Pas ques­tion d’en faire des moines pétri­fiés mais juste des épaves ali­gnées sur leurs tiges. Elles créent le sque­lette des poèmes en des colo­nies plus ou moins péni­ten­tiaires, ram­pantes et ryth­miques. Tout ser­pente entre paroles et actes qui, selon une algé­brique poé­tique, s’annulent les uns les autres comme noyés en des paren­thèses de silence.

Le tout reste de ne pas perdre le fil dans ce qui chute, efface, “s’endoface, se cir­con­face”. Chaque texte ser­pente en d’infimes silences et mots. Ces der­niers deviennent des gouttes de soleil entre des lèvres presque muettes.

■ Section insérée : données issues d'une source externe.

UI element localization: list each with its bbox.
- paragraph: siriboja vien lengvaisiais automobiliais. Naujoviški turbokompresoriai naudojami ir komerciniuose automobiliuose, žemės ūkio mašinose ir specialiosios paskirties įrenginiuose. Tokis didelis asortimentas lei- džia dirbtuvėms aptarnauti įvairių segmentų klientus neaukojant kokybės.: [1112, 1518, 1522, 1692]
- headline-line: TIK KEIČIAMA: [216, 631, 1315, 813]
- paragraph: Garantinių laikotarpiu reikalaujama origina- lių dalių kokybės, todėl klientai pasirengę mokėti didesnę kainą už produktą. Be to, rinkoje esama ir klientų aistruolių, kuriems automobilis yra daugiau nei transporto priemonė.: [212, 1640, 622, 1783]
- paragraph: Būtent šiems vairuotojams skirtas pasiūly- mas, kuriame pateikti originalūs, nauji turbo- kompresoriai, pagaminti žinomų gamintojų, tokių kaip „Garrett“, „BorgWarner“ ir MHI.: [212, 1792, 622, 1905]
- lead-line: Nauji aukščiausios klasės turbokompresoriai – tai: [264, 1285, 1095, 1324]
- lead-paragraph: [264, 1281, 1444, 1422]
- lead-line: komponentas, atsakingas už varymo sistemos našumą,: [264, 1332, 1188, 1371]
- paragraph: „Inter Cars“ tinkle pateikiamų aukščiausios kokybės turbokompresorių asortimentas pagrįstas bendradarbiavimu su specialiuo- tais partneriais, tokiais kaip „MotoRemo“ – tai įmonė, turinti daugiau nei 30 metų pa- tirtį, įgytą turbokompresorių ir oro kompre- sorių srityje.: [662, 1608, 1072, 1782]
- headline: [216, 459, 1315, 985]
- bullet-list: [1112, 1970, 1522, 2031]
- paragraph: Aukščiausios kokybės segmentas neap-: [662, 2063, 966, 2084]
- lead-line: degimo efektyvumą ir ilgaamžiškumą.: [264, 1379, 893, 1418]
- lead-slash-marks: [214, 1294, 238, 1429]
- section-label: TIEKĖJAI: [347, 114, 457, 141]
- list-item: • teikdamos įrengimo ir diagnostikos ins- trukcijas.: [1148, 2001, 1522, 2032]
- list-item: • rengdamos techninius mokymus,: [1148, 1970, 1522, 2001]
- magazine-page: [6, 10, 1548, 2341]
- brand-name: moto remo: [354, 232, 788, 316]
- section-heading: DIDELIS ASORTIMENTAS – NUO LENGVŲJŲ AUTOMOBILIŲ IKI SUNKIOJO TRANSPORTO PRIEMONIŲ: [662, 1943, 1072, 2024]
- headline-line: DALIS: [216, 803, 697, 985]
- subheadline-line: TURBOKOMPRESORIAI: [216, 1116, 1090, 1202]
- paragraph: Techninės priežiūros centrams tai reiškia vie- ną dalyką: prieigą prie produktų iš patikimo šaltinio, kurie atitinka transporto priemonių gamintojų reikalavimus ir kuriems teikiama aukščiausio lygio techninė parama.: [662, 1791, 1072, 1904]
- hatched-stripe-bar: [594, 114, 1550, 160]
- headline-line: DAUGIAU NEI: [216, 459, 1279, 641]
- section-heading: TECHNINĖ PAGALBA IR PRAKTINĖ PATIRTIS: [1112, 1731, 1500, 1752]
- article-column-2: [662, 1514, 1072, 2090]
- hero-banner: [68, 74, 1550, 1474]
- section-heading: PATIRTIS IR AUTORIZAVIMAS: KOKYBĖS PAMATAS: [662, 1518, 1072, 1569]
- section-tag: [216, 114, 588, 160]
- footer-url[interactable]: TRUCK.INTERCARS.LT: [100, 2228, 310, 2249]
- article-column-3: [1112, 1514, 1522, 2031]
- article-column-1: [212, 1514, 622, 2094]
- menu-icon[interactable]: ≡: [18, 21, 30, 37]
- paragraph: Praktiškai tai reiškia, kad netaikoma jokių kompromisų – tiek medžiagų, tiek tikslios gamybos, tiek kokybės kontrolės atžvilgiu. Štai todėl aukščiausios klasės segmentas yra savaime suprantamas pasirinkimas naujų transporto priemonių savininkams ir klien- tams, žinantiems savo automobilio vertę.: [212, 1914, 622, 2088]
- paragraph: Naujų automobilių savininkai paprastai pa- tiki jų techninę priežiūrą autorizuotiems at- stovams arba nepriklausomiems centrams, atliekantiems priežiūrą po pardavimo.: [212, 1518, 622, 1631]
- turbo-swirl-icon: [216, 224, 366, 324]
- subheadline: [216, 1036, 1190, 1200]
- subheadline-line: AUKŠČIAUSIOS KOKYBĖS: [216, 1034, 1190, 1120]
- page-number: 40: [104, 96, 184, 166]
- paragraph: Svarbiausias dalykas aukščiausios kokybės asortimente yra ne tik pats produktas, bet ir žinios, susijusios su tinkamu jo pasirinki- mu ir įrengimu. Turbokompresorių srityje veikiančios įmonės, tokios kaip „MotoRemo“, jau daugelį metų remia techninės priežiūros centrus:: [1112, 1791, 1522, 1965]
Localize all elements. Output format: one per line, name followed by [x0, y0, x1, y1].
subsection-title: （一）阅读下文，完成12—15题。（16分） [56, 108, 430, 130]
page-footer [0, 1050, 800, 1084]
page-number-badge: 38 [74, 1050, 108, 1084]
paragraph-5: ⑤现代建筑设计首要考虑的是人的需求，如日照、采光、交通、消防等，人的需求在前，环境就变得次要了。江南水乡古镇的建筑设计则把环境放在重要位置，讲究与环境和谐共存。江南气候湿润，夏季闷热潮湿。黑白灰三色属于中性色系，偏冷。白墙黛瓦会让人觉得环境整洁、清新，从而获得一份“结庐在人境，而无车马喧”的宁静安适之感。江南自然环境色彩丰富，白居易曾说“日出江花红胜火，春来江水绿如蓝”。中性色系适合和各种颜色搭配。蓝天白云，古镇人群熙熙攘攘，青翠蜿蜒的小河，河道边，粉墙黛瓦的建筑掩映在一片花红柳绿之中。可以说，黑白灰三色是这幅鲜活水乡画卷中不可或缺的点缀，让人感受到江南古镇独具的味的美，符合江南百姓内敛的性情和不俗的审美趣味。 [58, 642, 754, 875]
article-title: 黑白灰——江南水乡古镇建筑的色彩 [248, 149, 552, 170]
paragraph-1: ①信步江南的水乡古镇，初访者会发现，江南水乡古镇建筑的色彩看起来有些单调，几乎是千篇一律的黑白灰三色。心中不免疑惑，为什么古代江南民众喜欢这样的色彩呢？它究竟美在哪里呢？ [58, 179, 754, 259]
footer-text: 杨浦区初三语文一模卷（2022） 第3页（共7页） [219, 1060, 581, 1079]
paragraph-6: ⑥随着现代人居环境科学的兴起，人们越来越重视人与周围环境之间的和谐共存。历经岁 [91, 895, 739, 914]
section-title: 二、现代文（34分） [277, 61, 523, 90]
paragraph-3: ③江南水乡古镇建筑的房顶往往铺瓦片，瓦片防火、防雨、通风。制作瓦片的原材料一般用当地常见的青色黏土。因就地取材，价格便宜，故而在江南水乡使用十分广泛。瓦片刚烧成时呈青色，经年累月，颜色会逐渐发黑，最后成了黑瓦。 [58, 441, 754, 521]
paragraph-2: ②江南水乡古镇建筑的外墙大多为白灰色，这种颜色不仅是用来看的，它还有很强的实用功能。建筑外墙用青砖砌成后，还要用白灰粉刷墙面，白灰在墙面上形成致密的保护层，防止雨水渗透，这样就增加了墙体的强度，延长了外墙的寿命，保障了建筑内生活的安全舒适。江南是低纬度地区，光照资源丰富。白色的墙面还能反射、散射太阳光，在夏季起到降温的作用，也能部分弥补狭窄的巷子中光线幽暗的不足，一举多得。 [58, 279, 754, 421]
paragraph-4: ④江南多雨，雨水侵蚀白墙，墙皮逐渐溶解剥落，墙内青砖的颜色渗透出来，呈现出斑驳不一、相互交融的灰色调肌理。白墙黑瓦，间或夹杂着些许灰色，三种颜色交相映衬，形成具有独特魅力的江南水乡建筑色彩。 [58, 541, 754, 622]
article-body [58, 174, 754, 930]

Au lec­teur de suivre ces pas­sages indé­chif­frables car sinueux et si noueux là où les masques s’écartèlent entre appui s, élans et dépha­sages de seg­ments phras­tiques englou­tis dans l’eau blanche de chaque page jusqu’à dis­pa­raître en cet espace.
Mais le rythme (de nage de sur­vie ?) frappe par delà le lan­gage : celui-ci tente de rugir sous l’eau.

jean-paul gavard-perret

Sébas­tien Les­pi­nasse, Esthé­tique de la noyade, Edi­tions PLAINE Page,  coll. Connexions, Bar­jols, 2017, 98 p. — 10,00 €.